Different people are good at different things, which is no real surprise; but one of the common situations where some people suddenly become blind to this is scientists regarding philosophy. Plus, well, most non-philosophers regarding philosophy. I've had the good fortune to know a couple of serious philosophers of science, enough to appreciate that they've developed some understandings more profoundly than I have. And, I'm immodest enough to extend that to 'more profoundly than most non-philosophers'.

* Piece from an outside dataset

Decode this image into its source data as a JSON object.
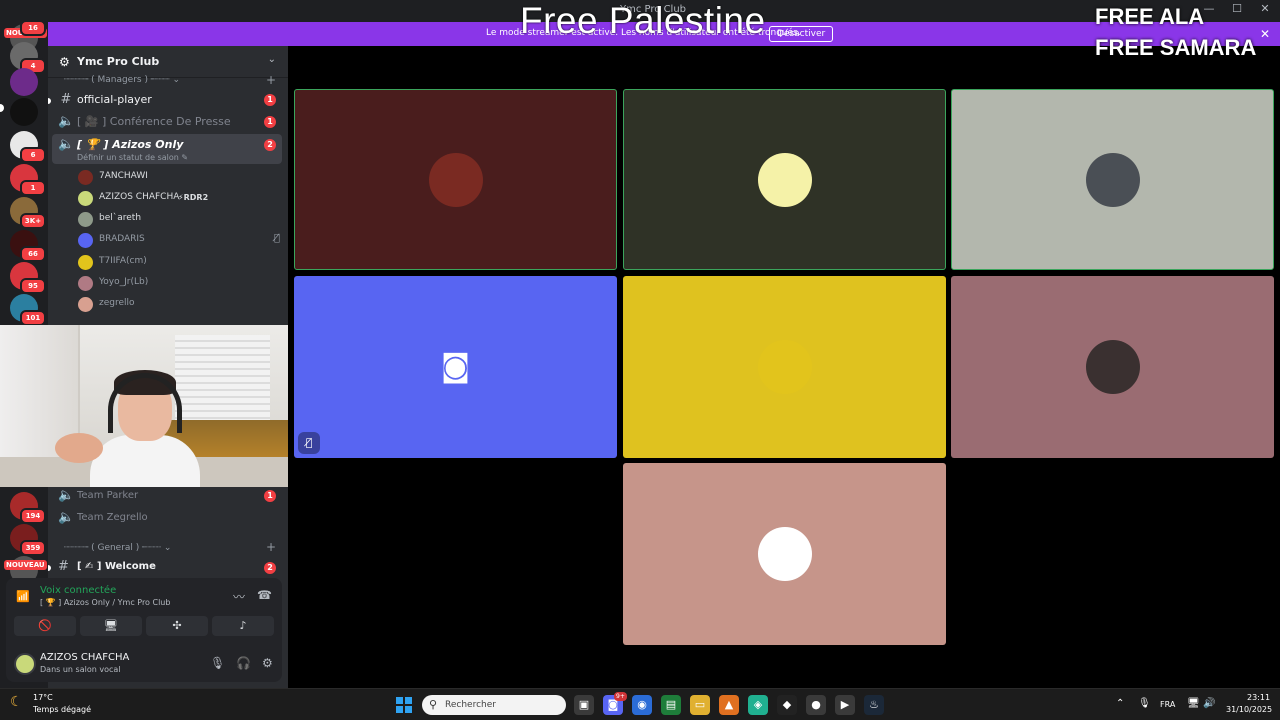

One path of bad philosophy, the one which causes this post, follows from mistakes on the matter of certainty. Or, naming it by way of the error it leads to, intellectual nihilism. Certainty is a problematic concept for science, and science versus philosophy. Errors come from both sides, so beware of throwing rocks. From my philosophical vantage point, science is intrinsically uncertain. My scientific excuse for that philosophical assumption is to consider the Uncertainty Principle. It's enough for here to understand that you cannot, simultaneously, observe everything about a complex system (like an electron, an atom, or the climate system) exactly. You can do pretty well, but there's always some uncertainty in the observations.

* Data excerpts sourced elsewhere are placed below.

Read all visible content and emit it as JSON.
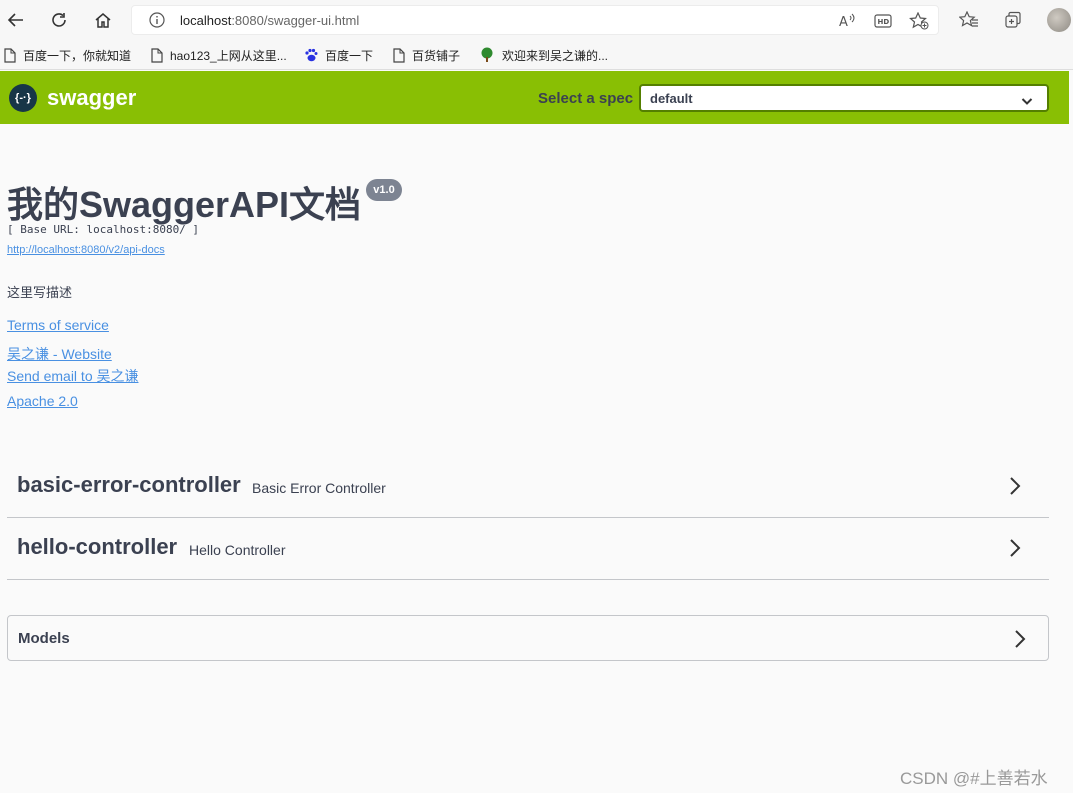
{
  "browser": {
    "url_host": "localhost",
    "url_rest": ":8080/swagger-ui.html",
    "bookmarks": [
      {
        "label": "百度一下，你就知道",
        "icon": "page-icon"
      },
      {
        "label": "hao123_上网从这里...",
        "icon": "page-icon"
      },
      {
        "label": "百度一下",
        "icon": "baidu-paw-icon"
      },
      {
        "label": "百货铺子",
        "icon": "page-icon"
      },
      {
        "label": "欢迎来到吴之谦的...",
        "icon": "tree-icon"
      }
    ]
  },
  "swagger": {
    "logo_text": "swagger",
    "logo_symbol": "{-·}",
    "spec_label": "Select a spec",
    "spec_value": "default",
    "colors": {
      "topbar": "#89bf04",
      "link": "#4990e2",
      "text": "#3b4151"
    }
  },
  "info": {
    "title": "我的SwaggerAPI文档",
    "version": "v1.0",
    "base_url": "[ Base URL: localhost:8080/ ]",
    "api_docs_link": "http://localhost:8080/v2/api-docs",
    "description": "这里写描述",
    "terms": "Terms of service",
    "website": "吴之谦 - Website",
    "email": "Send email to 吴之谦",
    "license": "Apache 2.0"
  },
  "tags": [
    {
      "name": "basic-error-controller",
      "description": "Basic Error Controller"
    },
    {
      "name": "hello-controller",
      "description": "Hello Controller"
    }
  ],
  "models_label": "Models",
  "watermark": "CSDN @#上善若水"
}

A different line of philosophy regards how and how well you can consider yourself to know something (epistomology). One view of this derives from Karl Popper, under the label 'falsification'. For here, it's enough to note that one can really only be confident about your knowledge to the extent to which you've tested it. (Do, of course read further!) Since you can only be confident about your knowledge to the degree to which you've tested the idea/hypothesis/theory/..., and any test of an idea (etc.) is intrinsically uncertain (uncertainty principle again), you can never be entirely certain that you have the right answer, idea, hypothesis, theory. So some humility is in order -- for everybody.
Enter the bad philosophy.
On one hand, you can never be certain about what you think is true about the real world. On the other hand, neither can anybody else. The bad philosophy being to take the line that since the other person cannot be certain, the answer you like is just as reasonable. Or needs to be considered, at least. Where we can break the error in practice is to distinguish between more confident and less confident knowledge. As I took up before (ok, stole, er, borrowed, in The Relativity of Wrong), even without certain or perfect knowledge, we can indeed tell the difference between more and less likely to be correct.

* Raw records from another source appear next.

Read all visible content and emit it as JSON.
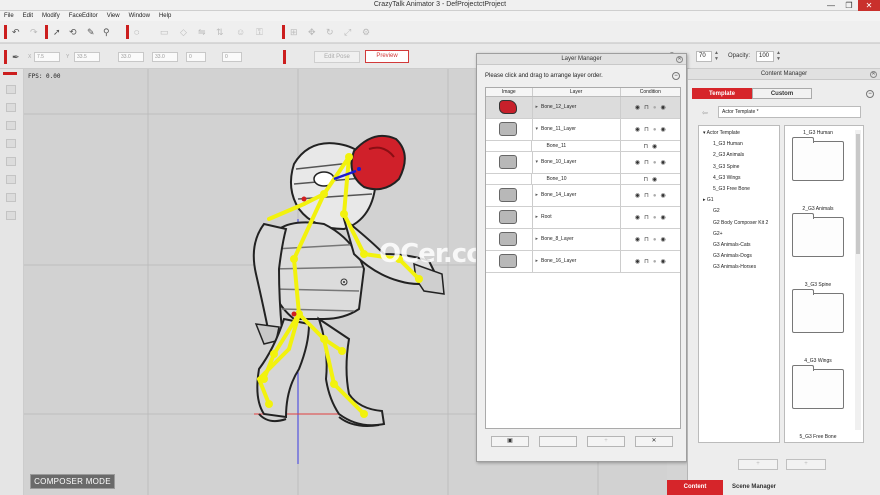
{
  "window": {
    "title": "CrazyTalk Animator 3  -  DefProjectctProject",
    "minimize": "—",
    "maximize": "❐",
    "close": "✕"
  },
  "menu": [
    "File",
    "Edit",
    "Modify",
    "FaceEditor",
    "View",
    "Window",
    "Help"
  ],
  "toolbar": {
    "edit_pose_label": "Edit Pose",
    "preview_label": "Preview",
    "fields": {
      "x_label": "X",
      "x_value": "7.5",
      "y_label": "Y",
      "y_value": "33.5",
      "w_value": "33.0",
      "h_value": "33.0",
      "r_value": "0",
      "s_value": "0"
    },
    "zoom_label": "Z",
    "zoom_value": "70",
    "opacity_label": "Opacity:",
    "opacity_value": "100"
  },
  "canvas": {
    "fps_text": "FPS: 0.00",
    "composer_mode_label": "COMPOSER MODE",
    "watermark": "OCer.com",
    "bone_color": "#f2f20d",
    "mask_color": "#d0202a"
  },
  "layer_manager": {
    "title": "Layer Manager",
    "instruction": "Please click and drag to arrange layer order.",
    "columns": {
      "image": "Image",
      "layer": "Layer",
      "condition": "Condition"
    },
    "rows": [
      {
        "name": "Bone_12_Layer",
        "arrow": "▸",
        "selected": true,
        "thumb": "red"
      },
      {
        "name": "Bone_11_Layer",
        "arrow": "▾",
        "selected": false,
        "thumb": "gray"
      },
      {
        "name": "Bone_11",
        "arrow": "",
        "selected": false,
        "thumb": "none",
        "child": true
      },
      {
        "name": "Bone_10_Layer",
        "arrow": "▾",
        "selected": false,
        "thumb": "gray"
      },
      {
        "name": "Bone_10",
        "arrow": "",
        "selected": false,
        "thumb": "none",
        "child": true
      },
      {
        "name": "Bone_14_Layer",
        "arrow": "▸",
        "selected": false,
        "thumb": "gray"
      },
      {
        "name": "Root",
        "arrow": "▸",
        "selected": false,
        "thumb": "gray"
      },
      {
        "name": "Bone_8_Layer",
        "arrow": "▸",
        "selected": false,
        "thumb": "gray"
      },
      {
        "name": "Bone_16_Layer",
        "arrow": "▸",
        "selected": false,
        "thumb": "gray"
      }
    ],
    "bottom_buttons": [
      "▣",
      "",
      "+",
      "✕"
    ]
  },
  "content_manager": {
    "title": "Content Manager",
    "tabs": [
      "Template",
      "Custom"
    ],
    "active_tab": "Template",
    "path_value": "Actor Template *",
    "tree": [
      {
        "label": "Actor Template",
        "prefix": "▾ ",
        "indent": 0
      },
      {
        "label": "1_G3 Human",
        "prefix": "",
        "indent": 1
      },
      {
        "label": "2_G3 Animals",
        "prefix": "",
        "indent": 1
      },
      {
        "label": "3_G3 Spine",
        "prefix": "",
        "indent": 1
      },
      {
        "label": "4_G3 Wings",
        "prefix": "",
        "indent": 1
      },
      {
        "label": "5_G3 Free Bone",
        "prefix": "",
        "indent": 1
      },
      {
        "label": "G1",
        "prefix": "▸ ",
        "indent": 0
      },
      {
        "label": "G2",
        "prefix": "",
        "indent": 1
      },
      {
        "label": "G2 Body Composer Kit 2",
        "prefix": "",
        "indent": 1
      },
      {
        "label": "G2+",
        "prefix": "",
        "indent": 1
      },
      {
        "label": "G3 Animals-Cats",
        "prefix": "",
        "indent": 1
      },
      {
        "label": "G3 Animals-Dogs",
        "prefix": "",
        "indent": 1
      },
      {
        "label": "G3 Animals-Horses",
        "prefix": "",
        "indent": 1
      }
    ],
    "items": [
      "1_G3 Human",
      "2_G3 Animals",
      "3_G3 Spine",
      "4_G3 Wings",
      "5_G3 Free Bone"
    ],
    "add_buttons": [
      "+",
      "+"
    ]
  },
  "dock_tabs": [
    "Content Manager",
    "Scene Manager"
  ],
  "active_dock_tab": "Content Manager",
  "accent_color": "#d6252a"
}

The intellectual nihilism, and bad philosophy, is to ignore this, and pursue the notion that as long as the other person's position isn't proven to be correct, yours is correct. Or just that as long as the other person can't prove their position to be correct, they are wrong. Or, ... any number of variations. Intellectual nihilism -- thence the death of knowledge -- is when you declare that anything that's not certain to not really be knowledge. (This comes under many hiding places. But this is where the process winds up.) Since nothing that's about the real world can be certain, you have to conclude that you know nothing about the real world.
If you know nothing about the real world, you should just not get out of your bed in the morning. You can't be certain that the floor is still there, nor that there's air away from your bed, and so forth. Thus the problem of the intellectual nihilist.
If you choose to get out of the bed in the morning, you have rejected this nihilism. Knowledge about the world isn't certain, but it can be good enough to get out of the bed. Or decide not to jump out the window, or even to conclude that humans really do have something significant to do with the climate system (even if you're not certain about exactly how much). We aren't certain about the exact contribution of humans to observed climate change, but we can be quite confident that it's positive (towards more warming) and greater than zero.
A practical illustration of the bad philosophy, and the prompting for this post, is over at Climate Etc., where Curry illustrates a severe failure to realize that her philosophy destroys her ability to claim anything about the world, either that she's correct or that anybody else is wrong. As always, check it out yourself. If you think she avoided the nihilism, certainly do comment about how she did. In the mean time, I'll also observe that she fails to apply the method of multiple working hypotheses to her own hypotheses. As I observed last fall, one adjunct to the method of multiple working hypotheses is that you have to kill off the less viable hypotheses in favor of the, currently, more viable. That you can't prove that hypothesis #72 is false does not mean that you have to spend the work to keep it on the table. It's both bad philosophy and bad science. We can create an infinite number of hypotheses (if, somehow, you can't, I certainly can, and one of us is more than enough). If we didn't mow down (if only temporarily) vast numbers of hypotheses, we'd never be able to make any progress. T. H. Huxley has a good line in related vein -- Life is too short to occupy oneself with the slaying of the slain more than once.
Thus it goes for doing science. Once one of those infinity of hypotheses is slain, such as the hypothesis that CO2 has nothing to do with climate change, it stays dead. Until and unless someone presents some serious evidence that the former examination of the hypothesis was incorrect, or comes up with new evidence, etc., we proceed with the hypothesis (theory?) that CO2 is indeed involved (level to be examined) in climate change. Hypotheses then advance to discussing just how much of a factor it is.
So say I, but welcome your discussion. Being discussion, if you present substance, I could change my mind.